Penulisan cerpen KSdL tentu saja berdasarkan pengelanaannya di Bali setelah ia hidup dalam sekapan (penjara) selama delapan tahun oleh Orde Baru. Ia ke Bali atas bantuan Sutan Takdir Alisyahbana (STA) yang membiayai perjalanan dan menyediakan baginya tempat di Toya Bungkah. Sebagai seorang pengelana di Bali, Sitor bertemu dengan pengelana dari Eropa (hippie) yang notabene sama ingin merasakan kebebasan serta menganggap Bali sebagai “tanah suci” yang harus diziarahi. Bagi Sitor, Bali merupakan “kamar mandi” spiritual setelah bertahun-tahun dalam penjara (hal.80).

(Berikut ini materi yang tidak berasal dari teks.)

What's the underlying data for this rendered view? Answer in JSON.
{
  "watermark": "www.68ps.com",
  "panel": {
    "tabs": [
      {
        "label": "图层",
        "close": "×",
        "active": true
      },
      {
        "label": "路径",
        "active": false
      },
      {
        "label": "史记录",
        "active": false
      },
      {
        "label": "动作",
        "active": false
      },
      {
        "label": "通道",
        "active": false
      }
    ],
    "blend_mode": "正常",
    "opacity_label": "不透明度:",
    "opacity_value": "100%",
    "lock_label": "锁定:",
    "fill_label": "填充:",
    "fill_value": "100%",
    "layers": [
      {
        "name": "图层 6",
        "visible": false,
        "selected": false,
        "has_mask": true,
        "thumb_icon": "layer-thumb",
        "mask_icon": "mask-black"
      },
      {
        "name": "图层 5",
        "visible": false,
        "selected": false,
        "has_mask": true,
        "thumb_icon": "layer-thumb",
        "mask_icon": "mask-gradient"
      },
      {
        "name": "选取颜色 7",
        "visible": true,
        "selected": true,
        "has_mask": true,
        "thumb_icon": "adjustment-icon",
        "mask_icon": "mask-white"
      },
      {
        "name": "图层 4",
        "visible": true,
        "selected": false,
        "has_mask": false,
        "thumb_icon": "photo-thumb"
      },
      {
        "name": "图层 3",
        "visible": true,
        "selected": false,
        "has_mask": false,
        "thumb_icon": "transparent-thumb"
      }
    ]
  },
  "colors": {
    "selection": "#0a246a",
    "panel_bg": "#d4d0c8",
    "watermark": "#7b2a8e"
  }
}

Bagai magnet, para heppie itu segera menarik Sitor untuk mengamati, memasuki, dan menangkap fenomena dari Bali. Pengalaman dari Bali inilah menginspirasikan Sitor menulis cerpen KSdL. Selain cerpen ini, lahir pula kumpulan sajak “The Rites of the Bali Age”. Karya ini juga punya bobot pemikiran sebagai sumbangan terhadap penelitian ilmiah tentang Bali bagi orang asing (menurut catatan editor).
***
Cerpen KSdL berkisah tentang ditemukannya surat oleh tokoh saya (tokoh utama cerita) di tempat penginapan di Kayu Aya (Legian). Tokoh saya mencari seseorang yang bernama Yulia, seorang seniman teater. Tokoh saya mencari ke mana-mana, akhirnya bertemu di Legian. Di Bali, Yulia hidup dengan Ronald. Mereka di Bali dalam rangka memadukan seni teater. Dengan nama Teater Layar (teater khas perpaduan lintas budaya), rombongan Yulia rencananya mengadakan pertunjukan keliling Indonesia hingga Eropa. Sayang, tokoh Yulia telah mati bersama Ronald. Dalam cerpen ini pengarang juga bercerita tentang turis-turis ke Bali dengan berbagai kepentingan — seks dan penggunaan obat-obat terlarang, di antaranya.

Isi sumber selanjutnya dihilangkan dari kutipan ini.